Por Enzo Munhoz Cury, Henrique Sales Barros e João Victor Capricho Scalzaretto

 

Parte da classe média entrou em home office ou em regime híbrido com a chegada da Covid-19 no Brasil e, mesmo assim, não possui tempo para cozinhar. As viagens estressantes de ônibus e metrô, assim como os trajetos cheios de trânsito para se dirigir e voltar do trabalho, deixaram de existir para muitos — mas de nada adiantou.

Sem tempo para preparar pratos capazes de dar energia para o corpo ao longo do dia, o delivery entrou em cena. Comparando os anos de 2019 com 2020, os gastos com comida por entrega nos três principais aplicativos do gênero no mercado brasileiro — Rappi, iFood e UberEats — cresceram quase 150%, segundo registros da startup de gestão financeira Mobills.

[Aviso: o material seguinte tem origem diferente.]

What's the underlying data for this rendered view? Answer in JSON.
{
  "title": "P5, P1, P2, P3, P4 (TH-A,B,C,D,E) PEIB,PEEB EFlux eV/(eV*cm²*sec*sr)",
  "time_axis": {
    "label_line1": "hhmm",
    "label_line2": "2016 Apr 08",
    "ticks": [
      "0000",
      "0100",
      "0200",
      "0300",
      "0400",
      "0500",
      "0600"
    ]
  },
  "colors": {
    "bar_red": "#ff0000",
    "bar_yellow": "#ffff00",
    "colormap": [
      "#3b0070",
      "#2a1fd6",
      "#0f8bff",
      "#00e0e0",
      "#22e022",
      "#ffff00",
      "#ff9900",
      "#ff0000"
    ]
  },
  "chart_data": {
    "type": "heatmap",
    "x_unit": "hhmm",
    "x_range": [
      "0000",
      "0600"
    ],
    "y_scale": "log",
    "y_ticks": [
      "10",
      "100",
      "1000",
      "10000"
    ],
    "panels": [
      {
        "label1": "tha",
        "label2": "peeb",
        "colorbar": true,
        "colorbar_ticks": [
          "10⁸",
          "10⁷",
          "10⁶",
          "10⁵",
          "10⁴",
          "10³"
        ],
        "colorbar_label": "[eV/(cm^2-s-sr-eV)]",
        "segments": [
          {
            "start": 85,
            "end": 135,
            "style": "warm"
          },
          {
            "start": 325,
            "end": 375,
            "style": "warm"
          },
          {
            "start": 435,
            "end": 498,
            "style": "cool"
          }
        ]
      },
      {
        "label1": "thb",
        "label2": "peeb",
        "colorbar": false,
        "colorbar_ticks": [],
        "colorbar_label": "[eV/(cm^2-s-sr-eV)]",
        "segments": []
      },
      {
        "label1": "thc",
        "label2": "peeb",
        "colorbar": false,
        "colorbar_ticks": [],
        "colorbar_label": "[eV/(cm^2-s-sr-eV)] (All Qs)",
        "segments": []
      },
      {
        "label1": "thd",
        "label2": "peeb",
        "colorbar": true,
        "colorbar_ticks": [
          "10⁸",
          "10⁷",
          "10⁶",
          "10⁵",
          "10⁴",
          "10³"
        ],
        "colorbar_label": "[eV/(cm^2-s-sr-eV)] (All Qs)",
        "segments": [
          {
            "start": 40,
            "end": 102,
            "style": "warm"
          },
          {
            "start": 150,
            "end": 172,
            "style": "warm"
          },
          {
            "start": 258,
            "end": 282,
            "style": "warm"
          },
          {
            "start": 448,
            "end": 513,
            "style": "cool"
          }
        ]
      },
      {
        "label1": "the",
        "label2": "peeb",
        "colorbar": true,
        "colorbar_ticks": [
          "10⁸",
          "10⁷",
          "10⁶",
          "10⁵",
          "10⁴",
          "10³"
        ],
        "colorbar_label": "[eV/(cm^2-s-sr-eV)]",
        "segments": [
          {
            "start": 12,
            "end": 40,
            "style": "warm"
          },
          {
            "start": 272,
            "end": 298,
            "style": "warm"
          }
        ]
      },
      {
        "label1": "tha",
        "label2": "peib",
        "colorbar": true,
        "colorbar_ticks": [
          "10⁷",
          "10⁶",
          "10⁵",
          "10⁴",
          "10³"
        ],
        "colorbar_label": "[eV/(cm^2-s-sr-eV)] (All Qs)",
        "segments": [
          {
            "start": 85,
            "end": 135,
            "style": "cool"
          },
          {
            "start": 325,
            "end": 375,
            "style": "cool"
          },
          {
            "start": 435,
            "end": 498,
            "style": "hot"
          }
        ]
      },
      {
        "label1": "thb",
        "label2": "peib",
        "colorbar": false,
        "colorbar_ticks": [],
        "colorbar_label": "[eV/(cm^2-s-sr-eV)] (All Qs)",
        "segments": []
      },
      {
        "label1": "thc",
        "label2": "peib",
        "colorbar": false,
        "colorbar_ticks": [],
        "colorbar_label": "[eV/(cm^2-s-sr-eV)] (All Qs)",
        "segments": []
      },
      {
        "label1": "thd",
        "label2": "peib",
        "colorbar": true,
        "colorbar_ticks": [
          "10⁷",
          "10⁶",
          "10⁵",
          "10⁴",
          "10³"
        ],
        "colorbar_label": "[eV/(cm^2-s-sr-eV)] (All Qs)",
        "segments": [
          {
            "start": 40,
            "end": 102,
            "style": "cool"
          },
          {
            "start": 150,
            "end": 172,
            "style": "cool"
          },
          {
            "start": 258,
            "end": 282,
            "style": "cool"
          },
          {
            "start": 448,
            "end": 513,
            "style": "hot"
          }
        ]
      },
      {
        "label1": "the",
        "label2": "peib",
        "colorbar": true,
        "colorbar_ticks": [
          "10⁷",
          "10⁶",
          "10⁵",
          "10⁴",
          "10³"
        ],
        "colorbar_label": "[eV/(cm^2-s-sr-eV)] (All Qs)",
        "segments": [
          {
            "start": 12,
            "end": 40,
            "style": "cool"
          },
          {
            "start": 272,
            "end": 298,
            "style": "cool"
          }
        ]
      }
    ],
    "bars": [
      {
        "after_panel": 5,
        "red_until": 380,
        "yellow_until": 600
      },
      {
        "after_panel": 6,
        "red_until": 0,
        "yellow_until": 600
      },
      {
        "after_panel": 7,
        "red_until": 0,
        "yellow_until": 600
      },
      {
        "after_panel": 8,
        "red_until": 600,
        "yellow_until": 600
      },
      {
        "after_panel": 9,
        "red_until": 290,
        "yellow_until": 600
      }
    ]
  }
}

Dados coletados entre julho e agosto de 2020 pela Abrasel (Associação Brasileira de Bares e Restaurantes) em pesquisa junto ao Sebrae (Serviço Brasileiro de Apoio às Micros e Pequenas Empresas) vão na mesma linha. Antes da pandemia, 25% dos restaurantes, lanchonetes e correlatos usavam plataformas de delivery para fazer negócios. Depois da covid-19, o índice subiu para 72%.

“O número de pedidos no iFood já caminhava em crescimento gradativo, mas a pandemia trouxe um aumento bem significativo”, avalia Pedro Quilichini, analista pleno de insights e melhoria contínua do aplicativo. Para ele, o advento da crise sanitária fez com que as pessoas percebessem que fazer compras online “não é um bicho de sete cabeças”.

Mas para além da praticidade do delivery, há outra coisa que faz com que o modelo seja preferido quando comparado ao preparo alimentar nas cozinhas: as casas e, principalmente, os apartamentos, estão mais pequenos. Resultado: residências menores levam a copas menores — ou, como se convém chamar no mercado imobiliário: compactas.

Em 2019, 66% dos imóveis lançados na capital paulista possuíam menos de 45 m² — ou seja, eram compactos —, segundo dados do Secovi-SP, o sindicato do setor imobiliário de SP. O percentual estava muito acima da média histórica, de 25%, apontou Basílio Jafet, presidente da entidade, no balanço anual da associação, divulgado na época.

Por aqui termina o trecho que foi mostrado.